Some may think that the Severed Heads songs are just silly or are simply a cacophony of vocal samples, but they could not be more wrong. Each song is about something or tells a story. For example, all of the “Op Upgrade” tracks are inspired by speeches. In the downloadable PDF sleeve for “Op 1.1”, Ellard writes liner notes for each song. For example, “Song Of Sam” is about The Son Of Sam, and uses a speech by a policeman, after the capture of Berkowitz. “The Wing Of The Plane” is about the 1940’s airplane crash into the Empire State Building. The themes go on and on. Ellard could make entertaining (and bizarre) educational videos that would make learning history fun.
While all of the videos have an odd beauty to them, there are some that are boring, such as the opening video, “Soundtrack Of ‘Fold’”, perhaps the most boring video in the compilation. It features a man made up of monitors or TV screens. The man in the original video from the website could be controlled by moving your mouse, but the DVD guy just moves aimlessly.
Ellard’s “Music Servers” consist of ambient instrumental tracks that have ethereal melodies and thick keyboard atmospheric sounds and are reminiscent of Brian Eno. The two videos “Walrus Guitars” and “Starts With K” are beautiful but are also extremely slow, particularly when compared to the other, more energetic, videos.
“Robot Peepshow” is a unique collection of wild, colourful, computer generated videos. Even though the videos were designed to complement Severed Heads’ live performances, the majority of them can stand by themselves. The trippy visuals make this DVD ideal to play during a party. It makes me want to do acid again!

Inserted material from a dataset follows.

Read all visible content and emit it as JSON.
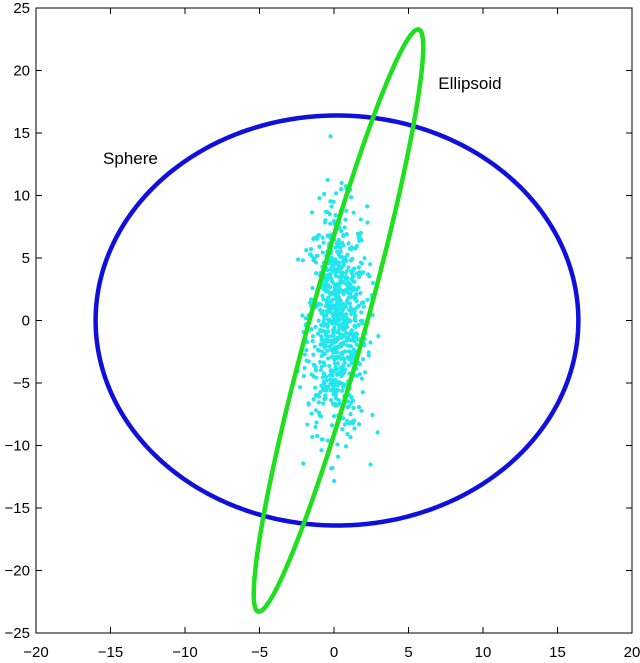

Although you can download the videos from the Sevcom website, the sound and quality is so much better when played on a big screen television with a good sound system to back it up. The visual aspect of Severed Heads has always been extremely important to the music. Just like the music, the videos are unique, bizarre, and wonderful. The “Robot Peepshow” DVD is definitely a feast for your eyes and ears. Take a peep.